A Doubly Axially Chiral Phosphoric Acid Catalyst for the Asymmetric Tandem Oxyfluorination of Enamides

摘要

The selective construction of carbon-fluorine bonds is of great interest to medicinal chemists because the replacement of a carbon-hydrogen bond with a carbon-fluorine bond continues to be an effective approach to the development of biologically active molecules with improved physical and metabolic profiles and biological activities. To this end, a number of impressive examples of catalytic enantioselective fluorination have been reported over the last decade. Our laboratory has recently introduced a novel strategy for asymmetric fluorination based on phase-transfer catalysis using chiral anionic catalysts based on BINOL-derived phosphates Eq. (1).) Motivated by the importance of the β-fluoroamine motif in medicinal chemistry we employed this strategy to develop a highly asymmetric fluorination of cyclic enamides, allowing us to isolate stable but highly versatile enantioenriched α-fluoro-N-acylimines. Given the proven ability of BINOL phosphoric acid catalysts to control addition to imines, we posited that aldehyde-derived enamides should be of particular interest as our protocol, upon enamide fluorination, would generate in the first instance a protonated N-acyliminium ion Eq. (2).

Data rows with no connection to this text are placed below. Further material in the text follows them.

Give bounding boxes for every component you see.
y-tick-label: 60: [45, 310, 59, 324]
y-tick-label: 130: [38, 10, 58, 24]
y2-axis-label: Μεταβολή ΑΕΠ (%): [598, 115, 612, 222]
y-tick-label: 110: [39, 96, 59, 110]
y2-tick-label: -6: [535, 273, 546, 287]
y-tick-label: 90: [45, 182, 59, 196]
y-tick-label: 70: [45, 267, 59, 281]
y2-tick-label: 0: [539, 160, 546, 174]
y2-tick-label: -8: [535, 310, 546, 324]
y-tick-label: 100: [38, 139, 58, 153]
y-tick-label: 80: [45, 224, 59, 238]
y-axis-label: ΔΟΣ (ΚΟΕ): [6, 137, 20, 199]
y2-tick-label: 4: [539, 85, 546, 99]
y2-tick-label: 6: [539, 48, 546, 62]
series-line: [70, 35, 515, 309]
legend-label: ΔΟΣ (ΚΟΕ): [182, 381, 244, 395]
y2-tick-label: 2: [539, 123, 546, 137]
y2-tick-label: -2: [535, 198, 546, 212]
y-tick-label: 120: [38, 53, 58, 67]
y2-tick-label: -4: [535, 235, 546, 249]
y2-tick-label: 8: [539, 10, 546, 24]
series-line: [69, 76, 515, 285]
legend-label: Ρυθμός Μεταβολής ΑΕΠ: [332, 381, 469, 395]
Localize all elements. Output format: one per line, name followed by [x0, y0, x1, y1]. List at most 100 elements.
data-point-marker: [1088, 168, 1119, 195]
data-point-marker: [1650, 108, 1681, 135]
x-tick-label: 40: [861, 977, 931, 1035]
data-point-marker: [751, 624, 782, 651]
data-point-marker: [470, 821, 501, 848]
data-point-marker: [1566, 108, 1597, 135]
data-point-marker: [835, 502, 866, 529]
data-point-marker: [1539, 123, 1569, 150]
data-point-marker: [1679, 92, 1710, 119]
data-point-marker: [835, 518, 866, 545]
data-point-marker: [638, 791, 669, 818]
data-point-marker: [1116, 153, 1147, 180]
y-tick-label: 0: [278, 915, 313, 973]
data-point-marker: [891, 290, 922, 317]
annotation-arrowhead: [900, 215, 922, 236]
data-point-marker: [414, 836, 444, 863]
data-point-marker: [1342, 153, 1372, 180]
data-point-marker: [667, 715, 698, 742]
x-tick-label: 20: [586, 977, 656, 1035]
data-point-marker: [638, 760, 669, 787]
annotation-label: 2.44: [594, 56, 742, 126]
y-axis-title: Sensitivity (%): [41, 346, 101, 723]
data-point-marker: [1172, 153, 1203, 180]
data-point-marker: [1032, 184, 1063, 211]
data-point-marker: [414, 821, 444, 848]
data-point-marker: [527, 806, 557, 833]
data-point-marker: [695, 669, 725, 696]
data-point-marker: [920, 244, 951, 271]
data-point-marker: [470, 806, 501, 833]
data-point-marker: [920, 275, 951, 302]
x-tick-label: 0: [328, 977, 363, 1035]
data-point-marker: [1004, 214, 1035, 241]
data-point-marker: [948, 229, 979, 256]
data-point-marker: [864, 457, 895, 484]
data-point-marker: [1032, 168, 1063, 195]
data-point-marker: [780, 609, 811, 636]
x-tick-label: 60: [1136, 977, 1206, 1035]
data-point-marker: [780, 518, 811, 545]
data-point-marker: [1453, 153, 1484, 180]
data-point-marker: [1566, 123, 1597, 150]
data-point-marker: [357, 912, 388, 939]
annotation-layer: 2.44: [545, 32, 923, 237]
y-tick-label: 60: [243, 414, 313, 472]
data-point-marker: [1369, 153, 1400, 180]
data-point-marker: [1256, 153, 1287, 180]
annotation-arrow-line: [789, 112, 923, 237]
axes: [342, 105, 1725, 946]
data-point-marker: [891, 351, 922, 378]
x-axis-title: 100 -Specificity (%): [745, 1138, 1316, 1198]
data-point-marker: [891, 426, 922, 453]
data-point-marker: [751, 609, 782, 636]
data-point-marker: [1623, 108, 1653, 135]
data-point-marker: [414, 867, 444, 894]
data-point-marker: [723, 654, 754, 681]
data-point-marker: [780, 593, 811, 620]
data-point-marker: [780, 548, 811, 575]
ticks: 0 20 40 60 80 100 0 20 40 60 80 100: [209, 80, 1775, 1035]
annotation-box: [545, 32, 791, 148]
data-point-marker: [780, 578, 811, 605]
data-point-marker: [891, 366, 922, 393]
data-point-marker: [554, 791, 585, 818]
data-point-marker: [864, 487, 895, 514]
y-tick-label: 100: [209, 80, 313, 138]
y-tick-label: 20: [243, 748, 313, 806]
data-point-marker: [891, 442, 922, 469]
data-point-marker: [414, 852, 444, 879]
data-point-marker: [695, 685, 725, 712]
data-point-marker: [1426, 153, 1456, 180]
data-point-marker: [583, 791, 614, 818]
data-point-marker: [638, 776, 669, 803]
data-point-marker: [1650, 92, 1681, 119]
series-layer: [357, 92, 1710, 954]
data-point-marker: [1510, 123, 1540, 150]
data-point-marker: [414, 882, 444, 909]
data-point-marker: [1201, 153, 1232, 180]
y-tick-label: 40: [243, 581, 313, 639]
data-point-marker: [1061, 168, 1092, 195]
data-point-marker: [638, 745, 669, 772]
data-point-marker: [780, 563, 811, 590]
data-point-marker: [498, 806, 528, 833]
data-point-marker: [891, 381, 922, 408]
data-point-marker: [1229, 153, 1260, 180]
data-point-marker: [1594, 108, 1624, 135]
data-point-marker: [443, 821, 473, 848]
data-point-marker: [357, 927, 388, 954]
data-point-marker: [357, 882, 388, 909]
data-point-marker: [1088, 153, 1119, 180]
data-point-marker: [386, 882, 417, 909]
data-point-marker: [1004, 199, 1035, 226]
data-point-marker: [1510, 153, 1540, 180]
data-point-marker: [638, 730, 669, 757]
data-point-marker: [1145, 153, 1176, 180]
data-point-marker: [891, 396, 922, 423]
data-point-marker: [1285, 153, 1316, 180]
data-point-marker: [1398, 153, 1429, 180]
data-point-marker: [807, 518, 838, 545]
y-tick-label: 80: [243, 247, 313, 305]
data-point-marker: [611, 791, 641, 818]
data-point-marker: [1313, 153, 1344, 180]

This intermediate should exhibit hydrogen-bonding interactions with the chiral phosphate anion, allowing catalyst-controlled addition of an external oxygen nucleophile, constituting an oxyfluorination of enamides. The resulting stereodefined α-fluoro-N,O-aminal would be of particular interest as chiral N,O-aminals are prevalent in natural products and the effect of fluorine introduction on this motif remains, to the best of our knowledge, thus far unexplored. With regard to existing asymmetric N,O-aminal synthesis, Antilla and co-workers have reported the phosphoric acid-catalyzed addition of alcohols and hydroperoxides to N-acylimines, although examples delivering high enantioselectivity were restricted to aromatic imines and in no cases could simple water be used as nucleophile in order to obtain a hemiaminal.